Google is revealing today exactly what ads will be blocked, and how the company notifies site owners before a block is put in place. On desktop, Google is planning to block pop-up ads, large sticky ads, auto-play video ads with sound, and ads that appear on a site with a countdown blocking you before the content loads. Google is being more aggressive about its mobile ad blocking, filtering out pop-up ads, ads that are displayed before content loads (with or without a countdown), auto-play video ads with sound, large sticky ads, flashing animated ads, fullscreen scroll over ads, and ads that are particularly dense.
“The majority of problematic ad experiences are controlled by the site owner,” explains Chris Bentzel, Chrome engineering manager. As a result, Google is taking a three-step process to tackling these bad ads by evaluating sites, informing sites of issues, and then allowing sites to correct problems before a block is enforced.
Google is evaluating sites based on the Better Ads standards and then rating them as a pass, warning, or failing. Site owners can access these evaluations using an API, and sites can be re-reviewed after bad ads have been addressed. If a site has been found to have a high number of violations and the owner ignores Google’s notification of these violations then Chrome will start blocking ads on the site after 30 days.
The ad blocker itself will show up in Chrome’s address bar on the desktop (similar to a pop-up blocker icon), and on mobile a small prompt at the bottom of the screen will show that ads are blocked on a site. Both desktop and mobile users will have the option to allow ads on a site that’s automatically blocked. Google says that the aim of the ad blocker is to improve web ads, and that 42 percent of sites that were failing the Better Ads standards have resolved their issues already.

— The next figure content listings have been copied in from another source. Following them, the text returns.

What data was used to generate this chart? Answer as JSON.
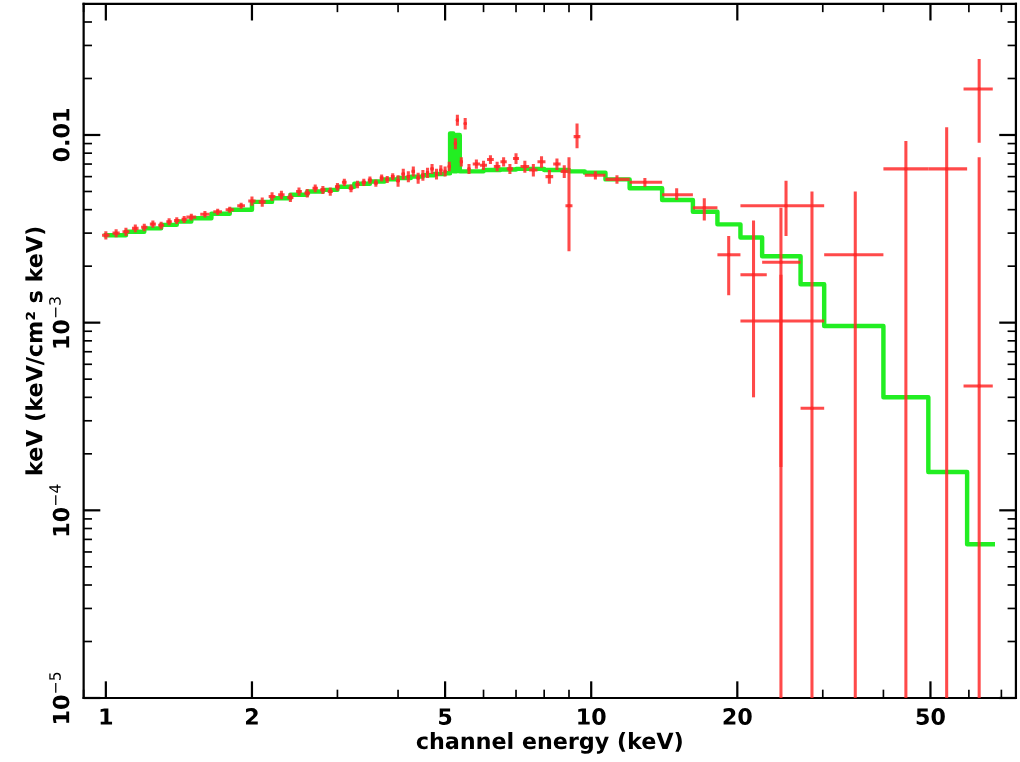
{
  "chart_data": {
    "type": "scatter",
    "log": "xy",
    "xlabel": "channel energy (keV)",
    "ylabel": "keV (keV/cm² s keV)",
    "xlim": [
      0.9,
      75
    ],
    "ylim": [
      1e-05,
      0.05
    ],
    "xticks": [
      1,
      2,
      5,
      10,
      20,
      50
    ],
    "yticks": [
      {
        "value": 1e-05,
        "label": "10$^{−5}$"
      },
      {
        "value": 0.0001,
        "label": "10$^{−4}$"
      },
      {
        "value": 0.001,
        "label": "10$^{−3}$"
      },
      0.01
    ],
    "series": [
      {
        "color": "#ff2a2a",
        "x": [
          1.0,
          1.05,
          1.1,
          1.15,
          1.2,
          1.25,
          1.3,
          1.35,
          1.4,
          1.45,
          1.5,
          1.6,
          1.7,
          1.8,
          1.9,
          2.0,
          2.1,
          2.2,
          2.3,
          2.4,
          2.5,
          2.6,
          2.7,
          2.8,
          2.9,
          3.0,
          3.1,
          3.2,
          3.3,
          3.4,
          3.5,
          3.6,
          3.7,
          3.8,
          3.9,
          4.0,
          4.1,
          4.2,
          4.3,
          4.4,
          4.5,
          4.6,
          4.7,
          4.8,
          4.9,
          5.0,
          5.1,
          5.25,
          5.3,
          5.4,
          5.5,
          5.6,
          5.8,
          6.0,
          6.2,
          6.4,
          6.6,
          6.8,
          7.0,
          7.3,
          7.6,
          7.9,
          8.2,
          8.5,
          8.8,
          9.0,
          9.35,
          10.2,
          11.3,
          12.9,
          15.0,
          17.1,
          19.2,
          21.6,
          25.2,
          24.6,
          24.6,
          28.5,
          35,
          44.5,
          54,
          63,
          63
        ],
        "values": [
          0.00292,
          0.003,
          0.00305,
          0.00318,
          0.00322,
          0.00335,
          0.0033,
          0.00345,
          0.0035,
          0.00355,
          0.00365,
          0.00378,
          0.0039,
          0.004,
          0.0042,
          0.00445,
          0.0044,
          0.0047,
          0.0048,
          0.00465,
          0.005,
          0.0049,
          0.0052,
          0.0051,
          0.005,
          0.0053,
          0.0056,
          0.0052,
          0.00545,
          0.0056,
          0.00575,
          0.00555,
          0.0059,
          0.0058,
          0.006,
          0.0057,
          0.0062,
          0.006,
          0.0064,
          0.0059,
          0.0061,
          0.0063,
          0.0066,
          0.0062,
          0.0065,
          0.0064,
          0.0068,
          0.009,
          0.012,
          0.0072,
          0.0115,
          0.0066,
          0.007,
          0.0069,
          0.0074,
          0.0068,
          0.0072,
          0.0066,
          0.0075,
          0.0068,
          0.0065,
          0.0072,
          0.006,
          0.007,
          0.0064,
          0.0042,
          0.0098,
          0.0061,
          0.0058,
          0.0056,
          0.0048,
          0.0041,
          0.0023,
          0.0018,
          0.0042,
          0.0021,
          0.00102,
          0.00035,
          0.0023,
          0.0066,
          0.0066,
          0.0176,
          0.00046
        ],
        "errors": [
          0.00015,
          0.00015,
          0.00015,
          0.00015,
          0.00015,
          0.00015,
          0.00015,
          0.00015,
          0.00015,
          0.00015,
          0.00015,
          0.00015,
          0.00015,
          0.00015,
          0.00015,
          0.00025,
          0.00025,
          0.00025,
          0.00025,
          0.00025,
          0.00025,
          0.00025,
          0.00025,
          0.00025,
          0.00025,
          0.00025,
          0.00025,
          0.00025,
          0.00025,
          0.00025,
          0.00025,
          0.00025,
          0.00025,
          0.00025,
          0.00025,
          0.0004,
          0.0004,
          0.0004,
          0.0004,
          0.0004,
          0.0004,
          0.0004,
          0.0004,
          0.0004,
          0.0004,
          0.0004,
          0.0004,
          0.0006,
          0.0008,
          0.0004,
          0.0008,
          0.0004,
          0.0004,
          0.0004,
          0.0004,
          0.0004,
          0.0004,
          0.0004,
          0.0005,
          0.0005,
          0.0005,
          0.0005,
          0.0005,
          0.0005,
          0.0005,
          [
            0.0024,
            0.0076
          ],
          [
            0.0085,
            0.0115
          ],
          [
            0.0058,
            0.0064
          ],
          [
            0.0055,
            0.0061
          ],
          [
            0.0053,
            0.0059
          ],
          [
            0.0045,
            0.0052
          ],
          [
            0.0035,
            0.0046
          ],
          [
            0.0014,
            0.0029
          ],
          [
            0.0004,
            0.0035
          ],
          [
            0.0029,
            0.0057
          ],
          [
            0.00017,
            0.0041
          ],
          [
            1e-05,
            0.0018
          ],
          [
            1e-05,
            0.005
          ],
          [
            1e-05,
            0.005
          ],
          [
            1e-05,
            0.0093
          ],
          [
            1e-05,
            0.011
          ],
          [
            0.0091,
            0.0254
          ],
          [
            1e-05,
            0.0076
          ]
        ],
        "xerrors": [
          0.018,
          0.018,
          0.018,
          0.018,
          0.018,
          0.018,
          0.018,
          0.018,
          0.018,
          0.018,
          0.035,
          0.035,
          0.035,
          0.035,
          0.035,
          0.035,
          0.035,
          0.035,
          0.035,
          0.035,
          0.035,
          0.035,
          0.035,
          0.035,
          0.035,
          0.035,
          0.035,
          0.035,
          0.035,
          0.035,
          0.035,
          0.035,
          0.035,
          0.035,
          0.035,
          0.035,
          0.035,
          0.035,
          0.035,
          0.035,
          0.035,
          0.035,
          0.035,
          0.035,
          0.035,
          0.035,
          0.035,
          0.035,
          0.035,
          0.035,
          0.035,
          0.035,
          0.1,
          0.1,
          0.1,
          0.1,
          0.1,
          0.1,
          0.1,
          0.15,
          0.15,
          0.15,
          0.15,
          0.15,
          0.15,
          0.15,
          0.15,
          [
            9.7,
            10.7
          ],
          [
            10.7,
            12.0
          ],
          [
            12.0,
            14.0
          ],
          [
            14.0,
            16.2
          ],
          [
            16.2,
            18.2
          ],
          [
            18.2,
            20.3
          ],
          [
            20.3,
            23.0
          ],
          [
            20.3,
            30.2
          ],
          [
            22.5,
            27.0
          ],
          [
            20.3,
            30.2
          ],
          [
            27.0,
            30.2
          ],
          [
            30.2,
            40
          ],
          [
            40,
            49.5
          ],
          [
            49.5,
            59.5
          ],
          [
            58.5,
            67.2
          ],
          [
            58.5,
            67.2
          ]
        ]
      },
      {
        "type": "step",
        "color": "#22ee22",
        "x": [
          1.0,
          1.1,
          1.2,
          1.3,
          1.4,
          1.5,
          1.65,
          1.8,
          2.0,
          2.2,
          2.4,
          2.6,
          2.8,
          3.0,
          3.25,
          3.5,
          3.75,
          4.0,
          4.25,
          4.5,
          4.75,
          5,
          5.12,
          5.2,
          5.28,
          5.36,
          5.5,
          6,
          6.5,
          7,
          8,
          9,
          9.7,
          10.7,
          12.0,
          14.0,
          16.2,
          18.2,
          20.3,
          22.5,
          27.0,
          30.2,
          40,
          49.5,
          59.5,
          67.2
        ],
        "values": [
          0.00292,
          0.00305,
          0.00318,
          0.00332,
          0.00346,
          0.0036,
          0.0038,
          0.004,
          0.0044,
          0.0046,
          0.0048,
          0.005,
          0.0051,
          0.0053,
          0.0055,
          0.00565,
          0.0058,
          0.0059,
          0.006,
          0.0061,
          0.0062,
          0.00625,
          0.0102,
          0.0064,
          0.01,
          0.0064,
          0.0064,
          0.0065,
          0.00655,
          0.0066,
          0.0065,
          0.0064,
          0.0063,
          0.0058,
          0.0052,
          0.0045,
          0.0039,
          0.00334,
          0.00284,
          0.00226,
          0.0016,
          0.00096,
          0.0004,
          0.00016,
          6.6e-05,
          6.6e-05
        ]
      }
    ]
  }
}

Once ads are blocked in Chrome they’ll be filtered at the network level to prevent them from loading at all. Chrome will check a site against known ad-related URL patterns from the EasyList filter, blocking the request is there’s a match. Google’s Chrome ad blocking will likely face criticism from advertisers and publishers, but if it achieves its goal of improving web ad standards then it’ll be a good thing for the entire industry.